Les enfants de Gatti De Gamond

« Vous qui n’avez pas peur de moi
Parce que je suis petit parce que je ne suis plus
Ne me reniez pas
Rendez-moi la mémoire de moi »
Jerzy Ficowski. Sept mots

 

Chaja (Hélène) Gancarska n’avait que 15 ans lorsque la guerre éclata. À la fin de 1941, les nazis décidèrent d’interdire la présence des élèves juifs âgés de plus de 15 ans dans les écoles non-juives. Hélène ne put poursuivre ses études. À la recherche d’un emploi, elle s’engagea dans l’école gardienne Nos Petits, rue du Canon, où elle s’occupa d’enfants juifs âgés de 3 à 5 ans. Puis elle rentra à l’Institut Gatti de Gamond, à Woluwe-Saint-Pierre, où elle s’occupa d’enfants cachés jusqu’à ce que la Sipo-SD (regroupement de la Sicherheitspolizei et du Sicherheitsdienst) se présente à la grille du pensionnat.

La première personne à avoir témoigné pour les enfants disparus de Gatti de Gamond est Hélène Gancarska. Elle fut la dernière à les avoir vus, la première à connaître leur sort.

Hélène Gancarska,
Arbeidsbewijs van Hélène Gancarska, uitgereikt door de Jodenvereniging in België. Gancarska was juf op de kleuterschool van Brussel, juli 1942, © KD - CNHEJ

Monitrice des plus petits au pensionnat, Hélène Chaja Gancarska avait assisté au premier tri entre les enfants non-juifs et leurs camarades juifs, à l’aube dans sa chambre du deuxième étage, rue André Fauchille, parce que cette chambre était la plus grande. Après que tous aient été enregistrés à l’Aufnahme, elle fut chargée du groupe des « enfants isolés » à la caserne Dossin parce qu’elle en était la plus âgée.
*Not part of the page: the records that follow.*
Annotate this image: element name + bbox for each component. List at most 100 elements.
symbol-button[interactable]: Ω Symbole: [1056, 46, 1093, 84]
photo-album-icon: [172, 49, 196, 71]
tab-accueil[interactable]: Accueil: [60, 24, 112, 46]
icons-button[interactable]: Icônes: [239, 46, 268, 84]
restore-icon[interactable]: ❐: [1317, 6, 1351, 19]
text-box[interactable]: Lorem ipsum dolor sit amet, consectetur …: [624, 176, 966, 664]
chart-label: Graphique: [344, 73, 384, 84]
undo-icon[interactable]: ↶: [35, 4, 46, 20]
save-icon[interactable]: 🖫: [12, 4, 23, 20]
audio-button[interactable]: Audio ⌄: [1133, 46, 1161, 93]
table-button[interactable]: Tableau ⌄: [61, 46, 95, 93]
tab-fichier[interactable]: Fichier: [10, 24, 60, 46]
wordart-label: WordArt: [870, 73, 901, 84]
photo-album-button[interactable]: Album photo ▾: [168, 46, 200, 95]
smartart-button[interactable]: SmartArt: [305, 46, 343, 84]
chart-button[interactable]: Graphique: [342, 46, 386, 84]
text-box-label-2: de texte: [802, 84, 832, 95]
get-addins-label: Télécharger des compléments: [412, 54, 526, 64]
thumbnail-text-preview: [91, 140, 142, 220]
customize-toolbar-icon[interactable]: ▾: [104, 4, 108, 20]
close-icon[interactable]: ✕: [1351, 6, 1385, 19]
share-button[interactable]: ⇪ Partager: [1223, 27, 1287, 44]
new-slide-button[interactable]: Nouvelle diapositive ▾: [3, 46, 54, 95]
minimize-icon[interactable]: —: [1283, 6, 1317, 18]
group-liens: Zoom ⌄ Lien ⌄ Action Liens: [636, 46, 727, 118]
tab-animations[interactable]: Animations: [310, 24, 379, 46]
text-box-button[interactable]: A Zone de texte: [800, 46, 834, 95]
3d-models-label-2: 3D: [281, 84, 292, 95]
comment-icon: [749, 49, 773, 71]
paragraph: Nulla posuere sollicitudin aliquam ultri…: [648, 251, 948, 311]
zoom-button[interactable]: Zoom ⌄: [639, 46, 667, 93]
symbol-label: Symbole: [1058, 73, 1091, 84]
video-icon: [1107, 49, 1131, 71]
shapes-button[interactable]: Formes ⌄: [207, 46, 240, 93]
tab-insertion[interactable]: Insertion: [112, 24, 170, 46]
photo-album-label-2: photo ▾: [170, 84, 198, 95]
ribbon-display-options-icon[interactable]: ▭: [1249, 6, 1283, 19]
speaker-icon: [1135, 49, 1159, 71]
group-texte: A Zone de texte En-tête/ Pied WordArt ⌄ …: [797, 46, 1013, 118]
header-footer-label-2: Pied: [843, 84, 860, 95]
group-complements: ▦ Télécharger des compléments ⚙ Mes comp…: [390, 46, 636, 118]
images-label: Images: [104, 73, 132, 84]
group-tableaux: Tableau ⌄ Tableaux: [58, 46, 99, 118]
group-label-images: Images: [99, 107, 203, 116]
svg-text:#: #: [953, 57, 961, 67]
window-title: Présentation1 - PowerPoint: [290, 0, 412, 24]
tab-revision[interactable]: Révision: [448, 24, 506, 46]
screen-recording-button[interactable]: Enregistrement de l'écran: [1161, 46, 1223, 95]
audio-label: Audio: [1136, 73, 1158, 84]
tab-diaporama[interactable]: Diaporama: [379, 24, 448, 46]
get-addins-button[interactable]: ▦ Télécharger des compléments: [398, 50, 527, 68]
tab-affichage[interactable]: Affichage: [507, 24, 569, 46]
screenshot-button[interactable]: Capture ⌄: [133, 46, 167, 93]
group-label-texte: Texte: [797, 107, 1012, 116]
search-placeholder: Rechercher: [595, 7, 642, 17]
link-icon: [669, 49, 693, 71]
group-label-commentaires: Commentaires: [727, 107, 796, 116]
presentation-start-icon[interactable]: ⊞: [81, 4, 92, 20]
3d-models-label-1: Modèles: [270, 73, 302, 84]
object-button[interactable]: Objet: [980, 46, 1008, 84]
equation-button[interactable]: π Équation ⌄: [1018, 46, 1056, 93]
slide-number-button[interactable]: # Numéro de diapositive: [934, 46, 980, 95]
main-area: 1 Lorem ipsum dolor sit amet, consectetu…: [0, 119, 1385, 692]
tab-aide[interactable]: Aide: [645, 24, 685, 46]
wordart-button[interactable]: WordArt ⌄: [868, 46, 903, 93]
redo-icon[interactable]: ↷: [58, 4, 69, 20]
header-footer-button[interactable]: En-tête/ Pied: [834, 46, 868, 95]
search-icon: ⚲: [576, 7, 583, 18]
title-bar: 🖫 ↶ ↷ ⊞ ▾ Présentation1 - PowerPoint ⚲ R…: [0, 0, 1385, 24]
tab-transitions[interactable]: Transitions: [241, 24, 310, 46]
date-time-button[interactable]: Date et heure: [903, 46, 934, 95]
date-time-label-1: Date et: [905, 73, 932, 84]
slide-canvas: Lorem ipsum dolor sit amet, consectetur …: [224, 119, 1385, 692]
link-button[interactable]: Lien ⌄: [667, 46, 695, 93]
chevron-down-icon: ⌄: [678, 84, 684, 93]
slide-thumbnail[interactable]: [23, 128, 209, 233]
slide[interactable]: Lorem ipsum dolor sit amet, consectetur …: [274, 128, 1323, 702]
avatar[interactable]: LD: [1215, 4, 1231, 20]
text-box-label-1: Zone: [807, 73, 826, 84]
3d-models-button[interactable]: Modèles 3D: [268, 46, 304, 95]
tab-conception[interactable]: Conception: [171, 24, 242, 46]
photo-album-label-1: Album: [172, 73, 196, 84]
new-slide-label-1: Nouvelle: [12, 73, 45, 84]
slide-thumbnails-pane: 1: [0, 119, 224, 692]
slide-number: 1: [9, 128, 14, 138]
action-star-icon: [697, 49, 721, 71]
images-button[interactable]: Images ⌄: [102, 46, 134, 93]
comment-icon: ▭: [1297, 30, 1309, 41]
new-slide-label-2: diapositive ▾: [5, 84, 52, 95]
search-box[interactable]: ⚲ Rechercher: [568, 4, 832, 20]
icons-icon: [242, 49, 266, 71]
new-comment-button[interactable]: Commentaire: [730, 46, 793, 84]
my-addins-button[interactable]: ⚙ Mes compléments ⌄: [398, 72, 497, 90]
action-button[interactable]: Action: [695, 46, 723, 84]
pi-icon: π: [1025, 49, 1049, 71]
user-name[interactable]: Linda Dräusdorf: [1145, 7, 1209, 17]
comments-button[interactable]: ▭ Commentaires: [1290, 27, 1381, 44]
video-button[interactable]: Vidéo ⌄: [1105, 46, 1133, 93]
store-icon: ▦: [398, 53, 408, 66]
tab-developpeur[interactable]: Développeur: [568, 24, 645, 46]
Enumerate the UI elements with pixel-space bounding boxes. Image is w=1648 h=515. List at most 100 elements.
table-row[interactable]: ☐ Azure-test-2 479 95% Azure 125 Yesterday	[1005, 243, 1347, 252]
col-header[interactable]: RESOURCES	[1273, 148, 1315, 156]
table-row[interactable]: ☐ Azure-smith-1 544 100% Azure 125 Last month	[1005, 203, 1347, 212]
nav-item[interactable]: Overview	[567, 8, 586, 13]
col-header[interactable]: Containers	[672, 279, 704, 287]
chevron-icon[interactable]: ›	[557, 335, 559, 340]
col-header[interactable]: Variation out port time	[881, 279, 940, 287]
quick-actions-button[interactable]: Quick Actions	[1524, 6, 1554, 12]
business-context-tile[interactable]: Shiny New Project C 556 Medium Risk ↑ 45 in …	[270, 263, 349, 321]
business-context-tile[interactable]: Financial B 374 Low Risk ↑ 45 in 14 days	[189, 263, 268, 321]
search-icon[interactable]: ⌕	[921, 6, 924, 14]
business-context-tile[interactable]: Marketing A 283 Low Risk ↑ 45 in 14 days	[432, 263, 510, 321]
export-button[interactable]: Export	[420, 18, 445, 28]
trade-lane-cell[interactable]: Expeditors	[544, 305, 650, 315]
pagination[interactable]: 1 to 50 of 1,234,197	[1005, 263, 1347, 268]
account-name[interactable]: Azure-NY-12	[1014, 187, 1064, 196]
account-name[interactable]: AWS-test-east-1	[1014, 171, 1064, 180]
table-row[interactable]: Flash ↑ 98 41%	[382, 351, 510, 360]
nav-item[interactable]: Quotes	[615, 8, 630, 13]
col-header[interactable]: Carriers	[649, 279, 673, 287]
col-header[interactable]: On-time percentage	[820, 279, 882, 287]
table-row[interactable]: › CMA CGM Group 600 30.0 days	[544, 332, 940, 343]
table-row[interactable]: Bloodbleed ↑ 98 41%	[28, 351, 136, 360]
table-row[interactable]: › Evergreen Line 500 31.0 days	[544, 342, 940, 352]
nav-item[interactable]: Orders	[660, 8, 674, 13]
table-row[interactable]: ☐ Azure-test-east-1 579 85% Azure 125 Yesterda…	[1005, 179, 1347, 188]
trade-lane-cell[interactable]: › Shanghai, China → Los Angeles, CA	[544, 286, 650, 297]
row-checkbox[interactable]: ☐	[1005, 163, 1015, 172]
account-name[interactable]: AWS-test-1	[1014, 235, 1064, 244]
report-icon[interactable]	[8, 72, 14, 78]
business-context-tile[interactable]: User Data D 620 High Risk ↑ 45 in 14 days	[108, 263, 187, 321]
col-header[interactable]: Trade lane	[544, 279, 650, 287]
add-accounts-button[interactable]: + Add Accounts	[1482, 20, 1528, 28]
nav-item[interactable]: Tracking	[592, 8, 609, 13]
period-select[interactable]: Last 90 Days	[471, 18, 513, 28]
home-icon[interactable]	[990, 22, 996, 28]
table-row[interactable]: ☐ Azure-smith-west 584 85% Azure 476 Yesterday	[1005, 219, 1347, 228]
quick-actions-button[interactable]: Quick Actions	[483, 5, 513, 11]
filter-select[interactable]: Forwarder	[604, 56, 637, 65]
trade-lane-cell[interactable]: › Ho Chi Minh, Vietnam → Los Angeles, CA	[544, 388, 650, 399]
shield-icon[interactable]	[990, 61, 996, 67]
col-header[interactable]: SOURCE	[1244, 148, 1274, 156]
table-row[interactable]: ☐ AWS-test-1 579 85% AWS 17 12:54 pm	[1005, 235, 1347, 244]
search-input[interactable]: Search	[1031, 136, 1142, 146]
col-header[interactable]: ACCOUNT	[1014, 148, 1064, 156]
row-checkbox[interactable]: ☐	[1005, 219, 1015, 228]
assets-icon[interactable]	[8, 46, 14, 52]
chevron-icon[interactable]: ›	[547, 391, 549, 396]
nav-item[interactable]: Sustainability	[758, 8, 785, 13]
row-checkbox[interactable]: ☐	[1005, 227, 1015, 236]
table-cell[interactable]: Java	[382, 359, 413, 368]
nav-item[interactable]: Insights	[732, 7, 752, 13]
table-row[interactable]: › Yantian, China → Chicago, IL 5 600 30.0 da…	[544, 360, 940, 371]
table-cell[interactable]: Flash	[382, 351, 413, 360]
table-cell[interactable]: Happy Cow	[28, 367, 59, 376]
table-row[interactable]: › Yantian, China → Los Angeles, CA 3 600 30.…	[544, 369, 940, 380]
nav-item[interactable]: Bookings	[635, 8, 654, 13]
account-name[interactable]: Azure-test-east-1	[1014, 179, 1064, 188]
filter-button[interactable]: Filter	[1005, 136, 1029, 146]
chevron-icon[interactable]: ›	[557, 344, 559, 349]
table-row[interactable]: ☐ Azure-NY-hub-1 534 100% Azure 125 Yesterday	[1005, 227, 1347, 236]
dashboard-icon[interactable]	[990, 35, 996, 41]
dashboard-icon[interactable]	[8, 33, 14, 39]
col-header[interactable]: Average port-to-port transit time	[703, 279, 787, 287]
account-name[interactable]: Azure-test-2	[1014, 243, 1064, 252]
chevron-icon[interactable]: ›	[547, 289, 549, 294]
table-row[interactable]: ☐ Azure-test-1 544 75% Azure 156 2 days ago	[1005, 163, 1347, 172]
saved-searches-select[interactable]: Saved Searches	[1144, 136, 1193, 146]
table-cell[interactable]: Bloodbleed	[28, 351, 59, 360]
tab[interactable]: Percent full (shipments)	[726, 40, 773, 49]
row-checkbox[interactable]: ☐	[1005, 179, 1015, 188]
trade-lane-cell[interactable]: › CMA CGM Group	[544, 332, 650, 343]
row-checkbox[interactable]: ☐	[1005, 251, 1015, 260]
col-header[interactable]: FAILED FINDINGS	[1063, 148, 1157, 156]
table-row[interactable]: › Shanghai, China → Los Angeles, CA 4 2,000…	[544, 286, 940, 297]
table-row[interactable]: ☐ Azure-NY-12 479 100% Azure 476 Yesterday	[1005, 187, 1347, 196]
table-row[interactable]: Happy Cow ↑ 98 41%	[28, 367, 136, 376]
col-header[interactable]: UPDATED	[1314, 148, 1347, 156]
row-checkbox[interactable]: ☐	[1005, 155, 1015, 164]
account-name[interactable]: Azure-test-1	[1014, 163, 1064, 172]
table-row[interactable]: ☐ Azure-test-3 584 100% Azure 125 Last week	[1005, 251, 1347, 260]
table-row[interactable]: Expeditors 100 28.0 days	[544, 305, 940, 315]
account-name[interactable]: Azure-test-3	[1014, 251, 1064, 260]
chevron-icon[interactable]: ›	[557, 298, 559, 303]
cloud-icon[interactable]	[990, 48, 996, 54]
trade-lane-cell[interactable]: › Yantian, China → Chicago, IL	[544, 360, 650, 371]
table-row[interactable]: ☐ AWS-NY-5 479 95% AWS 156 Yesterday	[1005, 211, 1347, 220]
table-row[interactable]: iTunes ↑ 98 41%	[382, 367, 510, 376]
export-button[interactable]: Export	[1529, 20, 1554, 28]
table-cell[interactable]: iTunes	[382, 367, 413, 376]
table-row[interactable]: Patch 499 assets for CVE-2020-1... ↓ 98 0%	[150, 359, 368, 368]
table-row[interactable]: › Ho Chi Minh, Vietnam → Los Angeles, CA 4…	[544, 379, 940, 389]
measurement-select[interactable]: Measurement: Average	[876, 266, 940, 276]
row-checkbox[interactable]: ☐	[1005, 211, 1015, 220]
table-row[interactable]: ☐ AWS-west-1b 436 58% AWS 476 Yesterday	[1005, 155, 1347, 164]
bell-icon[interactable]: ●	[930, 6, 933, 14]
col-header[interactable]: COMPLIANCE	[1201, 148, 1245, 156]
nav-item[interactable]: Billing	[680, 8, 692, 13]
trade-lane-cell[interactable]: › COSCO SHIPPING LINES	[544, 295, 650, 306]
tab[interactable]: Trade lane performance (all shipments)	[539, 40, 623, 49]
Elle seule avait vu ces enfants un par un durant un mois et demi dans les murs de Dossin, elle seule les avait suivis, accompagnés, aidés jour après jour pour qu’ils puissent se laver, se nourrir, bénéficier du lait ou de l’eau chaude nécessaires à leur entretien ; elle seule avait le droit d’aller visiter Sisie à l’hôpital sous une surveillance stricte, comme « mère de substitution », elle seule a vu Bernard partir avec l’ambulance rejoindre Sisie, elle a vu les uns ou les autres de près au quotidien, mais elle n’a pas non plus donné beaucoup de détails sur cet intermède à la Caserne ; n’oublions pas qu’elle n’avait que 18 ans.

Sisie Isidoor Kossower, l’un des enfants raflés à Gatti de Gamond. Tombé malade à la caserne Dossin, il est soigné à l’OLV-Gasthuis de Malines du 28 juin au 25 juillet 1943 avant d’être déporté par le Transport XXI. Âgé de 4 ans, le petit garçon a été assassiné dans les chambres à gaz de Birkenau à l’issue de la sélection. © KD – Yad Vashem, Jerusalem
Rywka Kossower, sœur de Sisie, également raflée à Gatti de Gamond. Elle avait 15 ans quand elle a été déportée. Elle n’a pas survécu. © AGR – Bruxelles

« Malines s’est estompé en arrivant à Auschwitz », raconte Hélène Gancarska dans un entretien. « Malines n’était pas encore l’enfer : c’était seulement un avant-goût de l’enfer », dit-elle en 1995, pour expliquer que sa mémoire a surtout retenu le passage à Birkenau.

Les enfants et adultes juifs arrêtés au pensionnat laïque Gatti de Gamond le 12 juin 1943 ont été déportés à Auschwitz-Birkenau le 31 juillet par le convoi n° XXI, comme on peut le voir sur la liste de Transport, où certains figurent les uns à la suite des autres, ou sur leur fiche d’enregistrement marquée du cachet violacé de la « mise au travail », apposé trompeusement sur ce document bureaucratique, qui nous aide aujourd’hui à les retrouver.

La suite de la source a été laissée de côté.